Everbright Securities Company Limited(601788) : short term disturbance is a rare opportunity for long-term funds to buy undervalued stocks
Everbright Securities Company Limited(601788) pointed out that under the current situation, the epidemic is still spreading, and some disturbances are inevitable in the short-term market. In the medium term of about one quarter, it is necessary to observe the impact of the epidemic on economic fundamentals. If we focus on the long-term goal of more than one year, the impact on the market can be ignored. The short-term disturbance is a rare opportunity for long-term funds to buy undervalued stocks.
Industry comparison: appropriately add medicine, temporarily avoid retail tourism transportation, and online consumption deserves attention.
Tianfeng Securities Co.Ltd(601162) : the impact of the epidemic on the market may be phased and does not change the plate style of the market
Based on the market performance during SARS, the impact of the epidemic on the market may be phased and does not change the plate style of the market. When the epidemic situation escalates, the anti falling industries may be early strong industries (technology stocks) and medicine. The turning point of the market may occur when the epidemic situation begins to ease, when the periodic layout oversold and rebounded. However, after the epidemic, the market probability still follows the original boom main line, that is, the market of science and technology stocks.

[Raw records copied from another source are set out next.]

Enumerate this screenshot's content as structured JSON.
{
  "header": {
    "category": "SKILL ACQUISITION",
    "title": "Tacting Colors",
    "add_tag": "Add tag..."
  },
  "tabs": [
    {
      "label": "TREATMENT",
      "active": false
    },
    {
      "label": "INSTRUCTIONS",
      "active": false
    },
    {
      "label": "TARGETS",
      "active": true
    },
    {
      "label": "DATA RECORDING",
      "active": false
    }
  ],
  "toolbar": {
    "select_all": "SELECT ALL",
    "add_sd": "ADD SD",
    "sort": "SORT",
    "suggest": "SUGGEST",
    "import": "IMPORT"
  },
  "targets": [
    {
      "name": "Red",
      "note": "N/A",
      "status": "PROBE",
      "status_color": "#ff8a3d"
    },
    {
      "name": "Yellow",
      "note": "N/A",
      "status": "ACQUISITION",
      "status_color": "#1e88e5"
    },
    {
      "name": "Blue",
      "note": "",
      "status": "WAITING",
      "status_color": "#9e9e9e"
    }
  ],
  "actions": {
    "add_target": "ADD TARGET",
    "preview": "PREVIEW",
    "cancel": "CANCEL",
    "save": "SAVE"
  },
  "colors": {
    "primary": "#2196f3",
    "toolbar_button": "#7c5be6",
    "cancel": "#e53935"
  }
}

The trend of science and technology industry is the most important main line in 2020. In addition to consumer electronics, specific configuration industries also include new energy vehicles, PCBs, photovoltaic, panels, media, etc.
new era Securities: the first impact of the epidemic has no trading value
The impact of the epidemic on the index is undoubtedly negative, but we believe that if it is only based on the current epidemic data, its first impact may have no trading value after the low opening of the market after the festival.
Because the concerns and concerns about the epidemic situation during the festival have been fully spread, the low opening after the festival can basically fulfill the concerns during the festival. What is really valuable is whether the impact of this epidemic on the economy will be much larger than that of the 2003 SARS. If so, there will be a second shock. If not, the market may stabilize after the first shock. Due to the influence of the extension of the holiday, the observation time point of whether the second shock occurs is the middle of February. From a longer-term perspective, since the current valuation center of A-Shares is much better than that in 2003, the trend of continuous improvement in the profits of various industries is far from over. The probability of this epidemic will not change the logic of the rise of the index center in 2020.